Is the p53 Gene More of a Player in Kidney Cancer Than Originally Thought?
Posted: Friday, January 31, 2020
In an effort to understand the true role of the p53 gene in the development of kidney cancer, Haifeng Yang, PhD, of Thomas Jefferson University, Philadelphia, and colleagues focused their attention on PBRM1—the second most mutated gene in kidney cancer. They suggest that PBRM1 may be a “reader” of the activated p53 gene and thus strongly linked to this well-known cancer pathway. Their findings on this genetic scenario, which were published in Nature Communications, may be applicable to other cancers as well.

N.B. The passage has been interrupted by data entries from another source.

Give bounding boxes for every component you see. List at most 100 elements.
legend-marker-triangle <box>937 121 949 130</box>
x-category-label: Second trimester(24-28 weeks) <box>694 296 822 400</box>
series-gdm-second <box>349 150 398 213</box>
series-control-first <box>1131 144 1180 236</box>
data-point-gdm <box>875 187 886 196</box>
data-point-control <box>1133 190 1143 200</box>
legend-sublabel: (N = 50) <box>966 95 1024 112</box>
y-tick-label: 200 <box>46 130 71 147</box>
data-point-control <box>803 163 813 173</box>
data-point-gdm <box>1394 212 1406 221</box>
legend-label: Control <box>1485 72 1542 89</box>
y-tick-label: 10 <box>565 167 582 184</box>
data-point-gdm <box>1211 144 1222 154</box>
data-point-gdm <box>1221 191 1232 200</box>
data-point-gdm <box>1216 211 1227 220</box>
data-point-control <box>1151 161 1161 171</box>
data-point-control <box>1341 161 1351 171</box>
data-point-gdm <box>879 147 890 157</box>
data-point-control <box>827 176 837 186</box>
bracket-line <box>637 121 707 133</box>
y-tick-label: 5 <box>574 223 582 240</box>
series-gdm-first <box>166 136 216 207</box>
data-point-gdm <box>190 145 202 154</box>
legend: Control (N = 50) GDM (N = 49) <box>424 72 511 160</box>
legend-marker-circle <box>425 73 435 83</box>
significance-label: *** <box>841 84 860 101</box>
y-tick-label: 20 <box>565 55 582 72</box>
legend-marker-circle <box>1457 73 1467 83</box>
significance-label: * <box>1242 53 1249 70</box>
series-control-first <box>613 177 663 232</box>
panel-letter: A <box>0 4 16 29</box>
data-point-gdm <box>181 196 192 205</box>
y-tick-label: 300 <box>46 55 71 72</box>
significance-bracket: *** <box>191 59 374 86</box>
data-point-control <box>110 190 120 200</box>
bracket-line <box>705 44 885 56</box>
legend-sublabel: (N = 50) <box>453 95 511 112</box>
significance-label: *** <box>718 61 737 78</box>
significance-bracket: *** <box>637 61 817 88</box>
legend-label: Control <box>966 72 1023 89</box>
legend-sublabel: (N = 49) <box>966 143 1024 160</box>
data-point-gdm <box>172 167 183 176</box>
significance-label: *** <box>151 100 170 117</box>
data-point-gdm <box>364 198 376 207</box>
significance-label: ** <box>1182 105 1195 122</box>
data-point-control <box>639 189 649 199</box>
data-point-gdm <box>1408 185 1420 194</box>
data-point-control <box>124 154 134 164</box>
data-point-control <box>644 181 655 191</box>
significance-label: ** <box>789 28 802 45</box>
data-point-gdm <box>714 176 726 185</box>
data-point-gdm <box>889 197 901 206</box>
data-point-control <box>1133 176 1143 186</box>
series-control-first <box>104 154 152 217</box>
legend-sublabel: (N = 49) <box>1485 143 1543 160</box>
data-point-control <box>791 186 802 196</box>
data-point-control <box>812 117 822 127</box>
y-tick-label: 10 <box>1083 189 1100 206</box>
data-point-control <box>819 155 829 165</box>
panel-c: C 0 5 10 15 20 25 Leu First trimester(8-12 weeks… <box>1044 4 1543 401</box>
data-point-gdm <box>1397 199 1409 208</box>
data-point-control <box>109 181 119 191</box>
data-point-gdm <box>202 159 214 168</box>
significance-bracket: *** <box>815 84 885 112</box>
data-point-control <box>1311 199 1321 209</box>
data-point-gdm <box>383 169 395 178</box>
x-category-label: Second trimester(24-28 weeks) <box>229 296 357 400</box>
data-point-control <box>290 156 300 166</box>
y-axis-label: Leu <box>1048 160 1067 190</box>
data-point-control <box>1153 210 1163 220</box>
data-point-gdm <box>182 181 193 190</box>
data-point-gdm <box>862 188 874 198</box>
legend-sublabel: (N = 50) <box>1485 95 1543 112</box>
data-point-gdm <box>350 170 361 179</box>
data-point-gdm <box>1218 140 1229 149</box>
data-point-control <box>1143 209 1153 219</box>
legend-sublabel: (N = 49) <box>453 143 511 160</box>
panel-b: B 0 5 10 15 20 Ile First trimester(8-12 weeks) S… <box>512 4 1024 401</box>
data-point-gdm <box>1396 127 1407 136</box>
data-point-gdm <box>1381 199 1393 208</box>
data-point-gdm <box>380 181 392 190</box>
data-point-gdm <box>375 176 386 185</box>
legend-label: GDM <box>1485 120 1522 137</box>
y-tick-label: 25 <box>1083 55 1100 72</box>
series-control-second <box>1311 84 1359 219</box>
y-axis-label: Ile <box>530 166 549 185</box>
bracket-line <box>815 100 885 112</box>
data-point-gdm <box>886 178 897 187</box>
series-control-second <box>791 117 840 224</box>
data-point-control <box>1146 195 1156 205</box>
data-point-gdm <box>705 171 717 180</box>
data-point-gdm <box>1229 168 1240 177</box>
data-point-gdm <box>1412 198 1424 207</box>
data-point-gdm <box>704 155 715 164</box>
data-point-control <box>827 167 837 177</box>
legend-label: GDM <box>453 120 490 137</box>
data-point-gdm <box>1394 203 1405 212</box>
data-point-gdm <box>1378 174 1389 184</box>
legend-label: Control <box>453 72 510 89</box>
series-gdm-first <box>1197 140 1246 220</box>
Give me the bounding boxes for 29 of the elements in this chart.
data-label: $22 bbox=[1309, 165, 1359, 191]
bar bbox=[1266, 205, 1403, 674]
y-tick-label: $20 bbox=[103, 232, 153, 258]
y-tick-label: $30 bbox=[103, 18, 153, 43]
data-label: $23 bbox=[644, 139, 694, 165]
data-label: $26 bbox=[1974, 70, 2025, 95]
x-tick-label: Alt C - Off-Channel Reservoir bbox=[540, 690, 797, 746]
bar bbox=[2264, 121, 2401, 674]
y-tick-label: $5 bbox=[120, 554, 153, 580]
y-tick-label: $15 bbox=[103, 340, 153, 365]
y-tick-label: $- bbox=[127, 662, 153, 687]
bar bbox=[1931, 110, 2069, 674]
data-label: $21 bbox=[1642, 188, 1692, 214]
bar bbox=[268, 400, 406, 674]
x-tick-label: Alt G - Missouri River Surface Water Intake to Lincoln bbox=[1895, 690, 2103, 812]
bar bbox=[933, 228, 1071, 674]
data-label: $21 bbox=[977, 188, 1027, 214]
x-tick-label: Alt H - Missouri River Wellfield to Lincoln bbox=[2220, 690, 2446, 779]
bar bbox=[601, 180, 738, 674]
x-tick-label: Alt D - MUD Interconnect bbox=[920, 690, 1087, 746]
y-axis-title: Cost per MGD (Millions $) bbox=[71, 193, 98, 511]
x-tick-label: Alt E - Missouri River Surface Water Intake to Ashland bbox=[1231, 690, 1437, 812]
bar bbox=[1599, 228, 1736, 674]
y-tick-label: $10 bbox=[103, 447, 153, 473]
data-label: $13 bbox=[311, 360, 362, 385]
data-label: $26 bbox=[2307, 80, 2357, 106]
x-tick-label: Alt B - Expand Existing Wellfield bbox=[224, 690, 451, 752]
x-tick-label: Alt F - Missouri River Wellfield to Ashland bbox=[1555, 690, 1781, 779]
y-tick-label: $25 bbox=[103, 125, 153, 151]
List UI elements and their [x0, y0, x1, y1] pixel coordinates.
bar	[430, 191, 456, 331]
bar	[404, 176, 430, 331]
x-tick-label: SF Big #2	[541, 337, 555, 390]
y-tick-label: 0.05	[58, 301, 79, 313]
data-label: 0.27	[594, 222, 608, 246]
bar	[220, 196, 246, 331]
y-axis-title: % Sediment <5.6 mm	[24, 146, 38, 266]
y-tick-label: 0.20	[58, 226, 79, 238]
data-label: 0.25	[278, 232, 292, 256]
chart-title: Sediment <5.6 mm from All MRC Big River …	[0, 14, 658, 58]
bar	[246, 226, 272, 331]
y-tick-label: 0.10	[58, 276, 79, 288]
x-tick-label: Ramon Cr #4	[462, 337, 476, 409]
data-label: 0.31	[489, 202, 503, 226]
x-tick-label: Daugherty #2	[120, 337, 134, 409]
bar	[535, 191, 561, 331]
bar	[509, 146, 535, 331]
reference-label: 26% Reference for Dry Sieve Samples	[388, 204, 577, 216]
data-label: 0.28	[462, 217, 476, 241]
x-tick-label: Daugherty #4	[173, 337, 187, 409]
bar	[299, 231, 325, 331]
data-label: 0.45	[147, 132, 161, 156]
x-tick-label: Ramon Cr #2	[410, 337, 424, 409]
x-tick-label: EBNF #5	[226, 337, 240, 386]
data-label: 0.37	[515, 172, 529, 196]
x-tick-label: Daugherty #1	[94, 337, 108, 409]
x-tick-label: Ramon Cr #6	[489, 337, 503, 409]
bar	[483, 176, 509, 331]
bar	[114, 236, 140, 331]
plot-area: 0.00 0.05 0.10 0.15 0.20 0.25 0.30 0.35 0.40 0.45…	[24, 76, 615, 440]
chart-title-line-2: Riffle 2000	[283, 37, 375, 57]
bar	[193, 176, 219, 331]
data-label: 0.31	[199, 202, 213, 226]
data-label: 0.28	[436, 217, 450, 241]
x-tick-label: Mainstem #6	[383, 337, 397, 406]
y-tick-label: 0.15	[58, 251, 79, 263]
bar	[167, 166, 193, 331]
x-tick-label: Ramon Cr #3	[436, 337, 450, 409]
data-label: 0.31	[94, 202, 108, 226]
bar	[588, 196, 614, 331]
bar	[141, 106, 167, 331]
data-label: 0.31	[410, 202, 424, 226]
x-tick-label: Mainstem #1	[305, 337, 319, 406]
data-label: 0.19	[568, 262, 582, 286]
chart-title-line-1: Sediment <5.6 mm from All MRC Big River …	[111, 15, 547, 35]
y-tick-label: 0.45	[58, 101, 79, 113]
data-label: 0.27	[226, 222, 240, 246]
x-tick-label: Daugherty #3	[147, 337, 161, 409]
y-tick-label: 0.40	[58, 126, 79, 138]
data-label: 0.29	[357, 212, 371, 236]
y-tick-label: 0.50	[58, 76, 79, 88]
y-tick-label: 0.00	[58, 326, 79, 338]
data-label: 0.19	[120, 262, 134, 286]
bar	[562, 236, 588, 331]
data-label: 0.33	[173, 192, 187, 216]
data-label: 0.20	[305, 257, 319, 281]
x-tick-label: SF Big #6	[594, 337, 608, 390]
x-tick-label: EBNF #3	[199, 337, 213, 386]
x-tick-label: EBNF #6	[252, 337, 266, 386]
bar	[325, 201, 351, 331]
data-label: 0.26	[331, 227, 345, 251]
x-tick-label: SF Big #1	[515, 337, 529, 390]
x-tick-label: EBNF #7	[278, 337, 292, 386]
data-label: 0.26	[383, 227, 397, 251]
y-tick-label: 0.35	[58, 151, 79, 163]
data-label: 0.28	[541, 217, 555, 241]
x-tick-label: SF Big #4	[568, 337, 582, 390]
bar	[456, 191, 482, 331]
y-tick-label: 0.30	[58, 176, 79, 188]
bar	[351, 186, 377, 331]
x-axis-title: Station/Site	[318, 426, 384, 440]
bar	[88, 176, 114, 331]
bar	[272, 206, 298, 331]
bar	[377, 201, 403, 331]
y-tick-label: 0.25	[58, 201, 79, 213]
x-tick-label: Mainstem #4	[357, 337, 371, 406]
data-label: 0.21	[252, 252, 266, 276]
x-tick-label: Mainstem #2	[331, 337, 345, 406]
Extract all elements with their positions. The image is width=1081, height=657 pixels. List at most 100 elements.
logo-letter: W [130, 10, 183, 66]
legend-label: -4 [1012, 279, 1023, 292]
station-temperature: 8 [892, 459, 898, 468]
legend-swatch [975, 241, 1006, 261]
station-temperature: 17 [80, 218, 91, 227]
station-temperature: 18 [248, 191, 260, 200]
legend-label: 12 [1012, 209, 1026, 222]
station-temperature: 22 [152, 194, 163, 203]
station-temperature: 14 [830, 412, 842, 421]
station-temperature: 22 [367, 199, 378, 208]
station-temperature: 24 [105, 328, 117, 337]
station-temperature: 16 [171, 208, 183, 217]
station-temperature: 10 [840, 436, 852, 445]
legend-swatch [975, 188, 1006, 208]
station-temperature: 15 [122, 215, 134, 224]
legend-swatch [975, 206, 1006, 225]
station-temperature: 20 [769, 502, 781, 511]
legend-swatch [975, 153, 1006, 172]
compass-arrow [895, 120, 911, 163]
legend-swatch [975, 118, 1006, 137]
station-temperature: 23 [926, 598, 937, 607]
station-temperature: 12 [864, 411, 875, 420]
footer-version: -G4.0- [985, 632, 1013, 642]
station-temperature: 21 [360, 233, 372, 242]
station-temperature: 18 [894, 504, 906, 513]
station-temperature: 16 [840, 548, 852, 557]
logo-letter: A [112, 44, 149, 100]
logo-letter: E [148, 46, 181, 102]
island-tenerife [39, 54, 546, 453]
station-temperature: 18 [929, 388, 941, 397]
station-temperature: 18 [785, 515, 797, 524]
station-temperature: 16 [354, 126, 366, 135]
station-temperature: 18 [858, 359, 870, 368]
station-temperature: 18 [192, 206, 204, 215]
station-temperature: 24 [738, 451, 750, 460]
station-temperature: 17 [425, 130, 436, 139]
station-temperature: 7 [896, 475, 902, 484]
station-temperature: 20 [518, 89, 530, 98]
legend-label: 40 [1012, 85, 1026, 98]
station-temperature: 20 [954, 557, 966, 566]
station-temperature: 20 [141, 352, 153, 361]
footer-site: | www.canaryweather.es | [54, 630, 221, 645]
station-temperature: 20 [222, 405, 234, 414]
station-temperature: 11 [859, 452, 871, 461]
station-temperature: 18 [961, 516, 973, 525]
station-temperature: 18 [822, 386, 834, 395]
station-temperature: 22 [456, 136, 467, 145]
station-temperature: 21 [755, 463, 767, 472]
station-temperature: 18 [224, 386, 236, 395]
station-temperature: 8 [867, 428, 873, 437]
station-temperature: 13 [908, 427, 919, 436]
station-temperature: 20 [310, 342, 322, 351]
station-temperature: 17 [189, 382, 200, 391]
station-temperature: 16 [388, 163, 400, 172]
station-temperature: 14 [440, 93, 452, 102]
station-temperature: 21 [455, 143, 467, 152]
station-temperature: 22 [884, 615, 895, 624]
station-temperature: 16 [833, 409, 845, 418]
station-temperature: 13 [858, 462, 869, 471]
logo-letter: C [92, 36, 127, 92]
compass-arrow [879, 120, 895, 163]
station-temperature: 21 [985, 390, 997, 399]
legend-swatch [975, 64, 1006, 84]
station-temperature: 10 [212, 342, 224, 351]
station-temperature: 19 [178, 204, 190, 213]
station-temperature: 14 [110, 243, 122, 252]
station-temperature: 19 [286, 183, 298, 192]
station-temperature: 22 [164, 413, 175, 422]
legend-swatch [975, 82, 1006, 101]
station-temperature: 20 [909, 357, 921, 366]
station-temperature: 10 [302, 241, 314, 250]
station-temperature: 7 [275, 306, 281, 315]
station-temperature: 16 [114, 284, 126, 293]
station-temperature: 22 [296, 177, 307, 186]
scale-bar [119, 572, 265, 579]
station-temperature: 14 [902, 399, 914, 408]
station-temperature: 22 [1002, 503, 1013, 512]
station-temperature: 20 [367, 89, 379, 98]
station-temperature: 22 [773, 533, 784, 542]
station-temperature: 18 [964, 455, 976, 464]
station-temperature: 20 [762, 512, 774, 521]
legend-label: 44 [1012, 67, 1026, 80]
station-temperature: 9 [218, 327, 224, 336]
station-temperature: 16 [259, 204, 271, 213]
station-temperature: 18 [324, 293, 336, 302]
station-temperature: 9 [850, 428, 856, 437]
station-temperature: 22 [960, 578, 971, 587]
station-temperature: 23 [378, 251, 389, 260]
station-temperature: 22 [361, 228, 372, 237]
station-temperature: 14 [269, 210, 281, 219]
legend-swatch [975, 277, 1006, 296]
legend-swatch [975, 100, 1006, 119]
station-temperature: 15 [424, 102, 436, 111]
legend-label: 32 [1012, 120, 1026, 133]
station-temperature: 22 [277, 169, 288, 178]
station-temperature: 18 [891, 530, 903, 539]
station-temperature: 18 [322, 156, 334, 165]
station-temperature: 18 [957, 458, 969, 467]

“This shows us that even though p53 isn’t directly mutated in many kidney cancers, the cancer is still disrupting p53 pathway to drive cancer initiation and growth,” said Dr. Yang in a Thomas Jefferson University press release. “This suggests that there might be a therapeutic window for drugs that activate the p53 pathway, which may preferentially impact PBRM1-defective kidney tumors while sparing normal tissues.”
Using human cancer cell lines and mouse and human tumor samples, the investigators ran a series of biochemical and molecular tests to determine whether PBRM1 could be a translator of the activated p53 gene. They found that PBRM1 employs its bromodomain 4 to bind to the activated p53 gene when the acetyl group is in a certain spot. The event can be disrupted by tumor-derived point mutations in bromodomain 4. If that occurs, mutant PBRM1 will no longer be able to suppress tumor growth.
The study authors plan to determine the therapeutic window and to identify potential drugs to target this genetic pathway. The focus of future research will center on kidney tumor genotypes and which ones might be most likely to respond to treatment.
Disclosure: The study authors reported no conflicts of interest.